IMO the ability for a NN to compensate for bugs and unfounded assumptions in the model isn't a Good Thing in the slightest. Building latent-space diagnostics that can determine whether a network is wasting time working around bugs sounds like a worthwhile research topic in itself (and probably already is.)
The only thing that is scary is the hype, because this will make people sloppily use deep learning architectures for problems that do not need that level of expressive power, and because deep learning is challenging and not theoretically well understood, there will be little to no attempts made to ensure safe operation/quality assurance of the implemented solution.
It's been a few years since I worked on any program using boost asio, but at least back then if you straced it you'd find it constantly attempting to malloc hundreds of TB of ram, failing harmlessly, then continuing on with its life. (bet that will be fun when someone tries to run it on a system that supports that much virtual address space)
Similarly anything with any kind of feedback correction. PID controllers, codecs that code residuals-- you can get things horribly wrong and the later steps will paper it over.
Taking a step back you can even say that common software development practices-- a kind of meta program-- have the issue: A drunk squirrel sends you a patch full of errors, your test suite flags some which you fix. Then you ship all the bugs you didn't catch, because the test suite caused you to fix some issues but didn't change the fact that you were accepting code from a dubious source.

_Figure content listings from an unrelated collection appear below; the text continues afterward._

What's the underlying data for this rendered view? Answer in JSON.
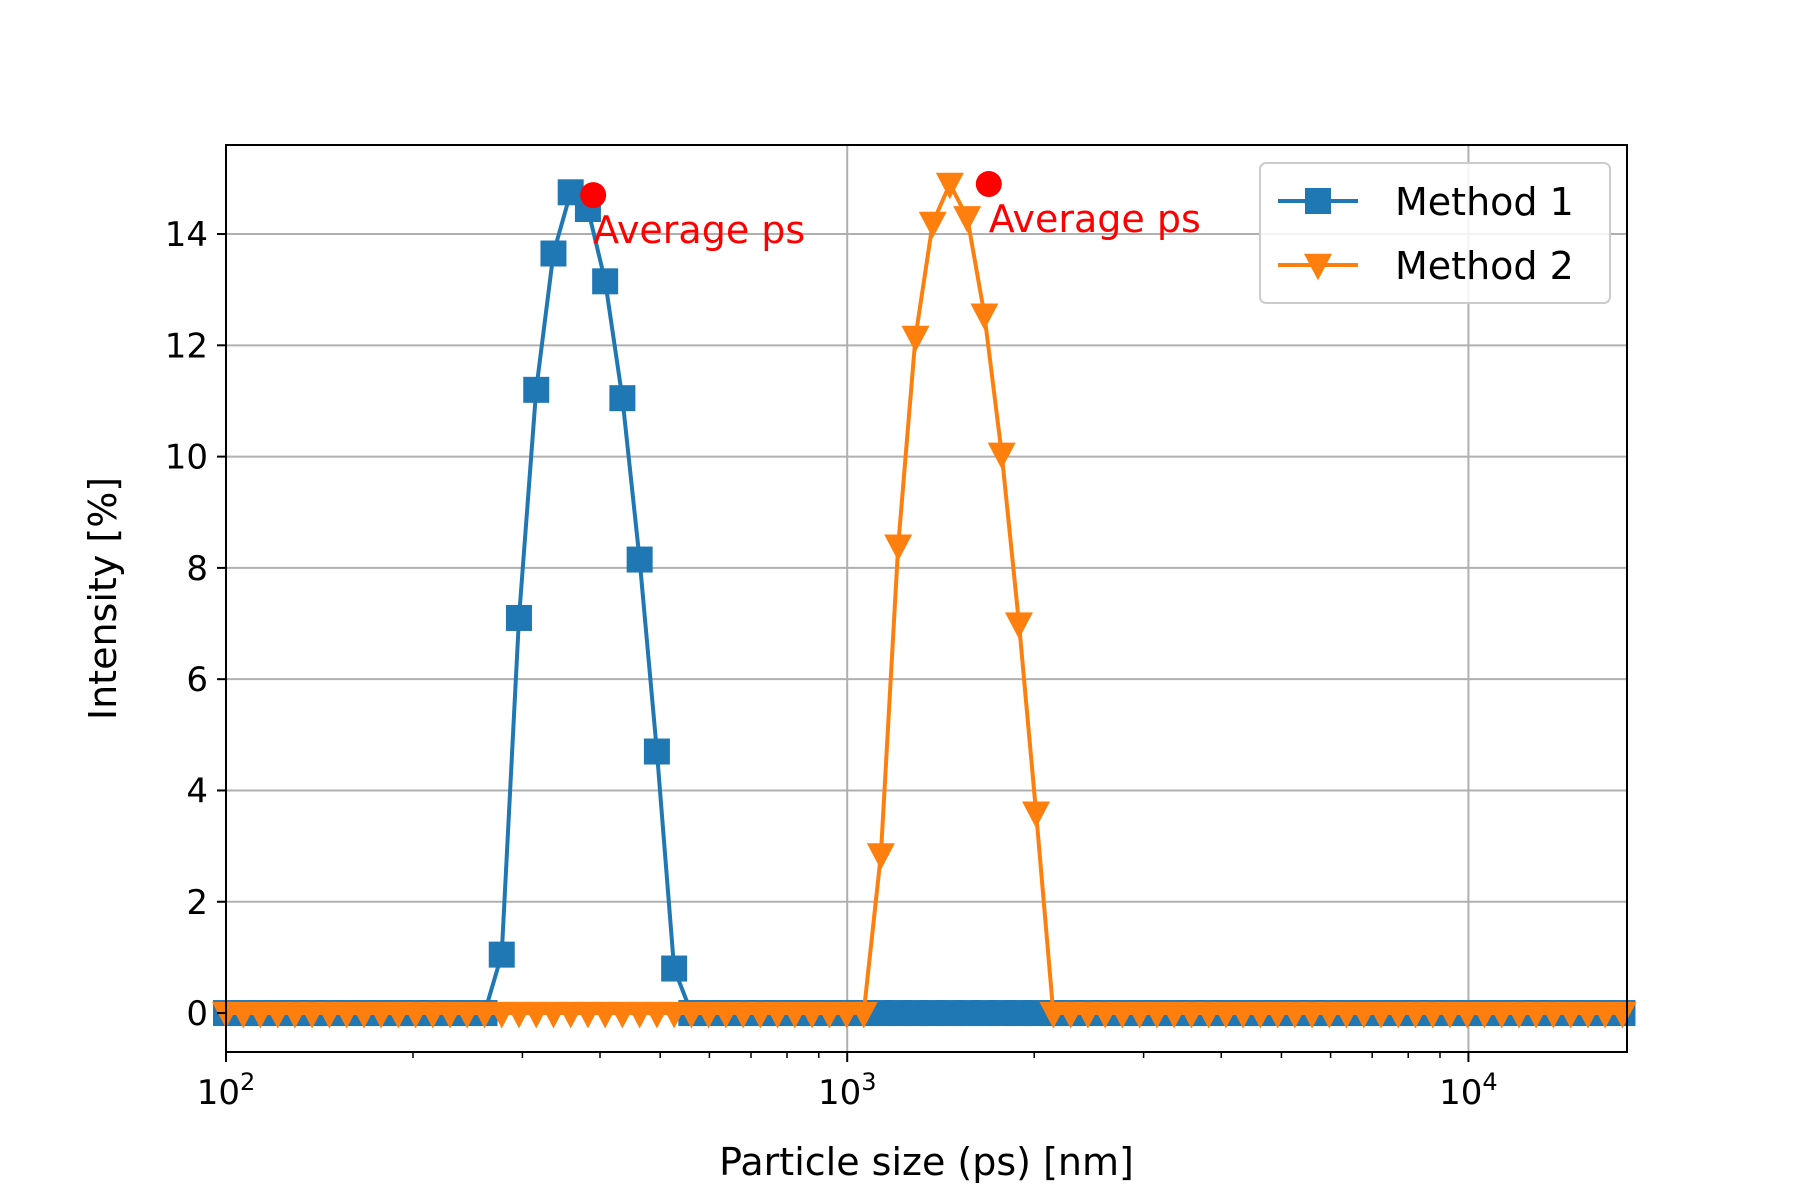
{
  "chart_data": {
    "type": "line",
    "title": "",
    "xlabel": "Particle size (ps) [nm]",
    "ylabel": "Intensity [%]",
    "xscale": "log",
    "xlim": [
      100,
      18000
    ],
    "ylim": [
      -0.7,
      15.6
    ],
    "yticks": [
      0,
      2,
      4,
      6,
      8,
      10,
      12,
      14
    ],
    "xticks": [
      {
        "value": 100,
        "base": "10",
        "exp": "2"
      },
      {
        "value": 1000,
        "base": "10",
        "exp": "3"
      },
      {
        "value": 10000,
        "base": "10",
        "exp": "4"
      }
    ],
    "grid": true,
    "legend_position": "top-right",
    "series": [
      {
        "name": "Method 1",
        "color": "#1f77b4",
        "marker": "square",
        "points": [
          [
            100,
            0
          ],
          [
            106.6,
            0
          ],
          [
            113.6,
            0
          ],
          [
            121.1,
            0
          ],
          [
            129.1,
            0
          ],
          [
            137.6,
            0
          ],
          [
            146.7,
            0
          ],
          [
            156.4,
            0
          ],
          [
            166.7,
            0
          ],
          [
            177.7,
            0
          ],
          [
            189.4,
            0
          ],
          [
            201.9,
            0
          ],
          [
            215.2,
            0
          ],
          [
            229.4,
            0
          ],
          [
            244.5,
            0
          ],
          [
            260.7,
            0
          ],
          [
            277.9,
            1.05
          ],
          [
            296.2,
            7.1
          ],
          [
            315.8,
            11.2
          ],
          [
            336.6,
            13.65
          ],
          [
            358.8,
            14.75
          ],
          [
            382.5,
            14.45
          ],
          [
            407.7,
            13.15
          ],
          [
            434.6,
            11.05
          ],
          [
            463.3,
            8.15
          ],
          [
            493.9,
            4.7
          ],
          [
            526.5,
            0.8
          ],
          [
            561.2,
            0
          ],
          [
            598.2,
            0
          ],
          [
            637.7,
            0
          ],
          [
            679.8,
            0
          ],
          [
            724.7,
            0
          ],
          [
            772.5,
            0
          ],
          [
            823.5,
            0
          ],
          [
            877.8,
            0
          ],
          [
            935.7,
            0
          ],
          [
            997.5,
            0
          ],
          [
            1063,
            0
          ],
          [
            1133,
            0
          ],
          [
            1208,
            0
          ],
          [
            1288,
            0
          ],
          [
            1373,
            0
          ],
          [
            1463,
            0
          ],
          [
            1560,
            0
          ],
          [
            1663,
            0
          ],
          [
            1773,
            0
          ],
          [
            1890,
            0
          ],
          [
            2014,
            0
          ],
          [
            2147,
            0
          ],
          [
            2289,
            0
          ],
          [
            2440,
            0
          ],
          [
            2601,
            0
          ],
          [
            2773,
            0
          ],
          [
            2956,
            0
          ],
          [
            3151,
            0
          ],
          [
            3359,
            0
          ],
          [
            3581,
            0
          ],
          [
            3817,
            0
          ],
          [
            4069,
            0
          ],
          [
            4337,
            0
          ],
          [
            4624,
            0
          ],
          [
            4929,
            0
          ],
          [
            5254,
            0
          ],
          [
            5601,
            0
          ],
          [
            5970,
            0
          ],
          [
            6364,
            0
          ],
          [
            6784,
            0
          ],
          [
            7232,
            0
          ],
          [
            7709,
            0
          ],
          [
            8218,
            0
          ],
          [
            8760,
            0
          ],
          [
            9338,
            0
          ],
          [
            9954,
            0
          ],
          [
            10610,
            0
          ],
          [
            11310,
            0
          ],
          [
            12060,
            0
          ],
          [
            12850,
            0
          ],
          [
            13700,
            0
          ],
          [
            14610,
            0
          ],
          [
            15570,
            0
          ],
          [
            16600,
            0
          ],
          [
            17700,
            0
          ]
        ]
      },
      {
        "name": "Method 2",
        "color": "#ff7f0e",
        "marker": "triangle-down",
        "points": [
          [
            100,
            0
          ],
          [
            106.6,
            0
          ],
          [
            113.6,
            0
          ],
          [
            121.1,
            0
          ],
          [
            129.1,
            0
          ],
          [
            137.6,
            0
          ],
          [
            146.7,
            0
          ],
          [
            156.4,
            0
          ],
          [
            166.7,
            0
          ],
          [
            177.7,
            0
          ],
          [
            189.4,
            0
          ],
          [
            201.9,
            0
          ],
          [
            215.2,
            0
          ],
          [
            229.4,
            0
          ],
          [
            244.5,
            0
          ],
          [
            260.7,
            0
          ],
          [
            277.9,
            0
          ],
          [
            296.2,
            0
          ],
          [
            315.8,
            0
          ],
          [
            336.6,
            0
          ],
          [
            358.8,
            0
          ],
          [
            382.5,
            0
          ],
          [
            407.7,
            0
          ],
          [
            434.6,
            0
          ],
          [
            463.3,
            0
          ],
          [
            493.9,
            0
          ],
          [
            526.5,
            0
          ],
          [
            561.2,
            0
          ],
          [
            598.2,
            0
          ],
          [
            637.7,
            0
          ],
          [
            679.8,
            0
          ],
          [
            724.7,
            0
          ],
          [
            772.5,
            0
          ],
          [
            823.5,
            0
          ],
          [
            877.8,
            0
          ],
          [
            935.7,
            0
          ],
          [
            997.5,
            0
          ],
          [
            1063,
            0
          ],
          [
            1133,
            2.85
          ],
          [
            1208,
            8.4
          ],
          [
            1288,
            12.15
          ],
          [
            1373,
            14.2
          ],
          [
            1463,
            14.9
          ],
          [
            1560,
            14.3
          ],
          [
            1663,
            12.55
          ],
          [
            1773,
            10.05
          ],
          [
            1890,
            7.0
          ],
          [
            2014,
            3.6
          ],
          [
            2147,
            0
          ],
          [
            2289,
            0
          ],
          [
            2440,
            0
          ],
          [
            2601,
            0
          ],
          [
            2773,
            0
          ],
          [
            2956,
            0
          ],
          [
            3151,
            0
          ],
          [
            3359,
            0
          ],
          [
            3581,
            0
          ],
          [
            3817,
            0
          ],
          [
            4069,
            0
          ],
          [
            4337,
            0
          ],
          [
            4624,
            0
          ],
          [
            4929,
            0
          ],
          [
            5254,
            0
          ],
          [
            5601,
            0
          ],
          [
            5970,
            0
          ],
          [
            6364,
            0
          ],
          [
            6784,
            0
          ],
          [
            7232,
            0
          ],
          [
            7709,
            0
          ],
          [
            8218,
            0
          ],
          [
            8760,
            0
          ],
          [
            9338,
            0
          ],
          [
            9954,
            0
          ],
          [
            10610,
            0
          ],
          [
            11310,
            0
          ],
          [
            12060,
            0
          ],
          [
            12850,
            0
          ],
          [
            13700,
            0
          ],
          [
            14610,
            0
          ],
          [
            15570,
            0
          ],
          [
            16600,
            0
          ],
          [
            17700,
            0
          ]
        ]
      }
    ],
    "annotations": [
      {
        "text": "Average ps",
        "x": 390,
        "y": 14.7,
        "color": "#ff0000"
      },
      {
        "text": "Average ps",
        "x": 1690,
        "y": 14.9,
        "color": "#ff0000"
      }
    ]
  }
}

So I would say that the ML world is only special in that they exist almost entirely of self-correcting mechanisms and that inconsistent performance is broadly expected to a vastly greater degree, so when errors leak through you still may not react. If a calculator app told you that 2+2=5 you'd immediately be sure that something is actually broken, while if some LLM does it, it could just be an expected limitation (or even just sampling bad luck).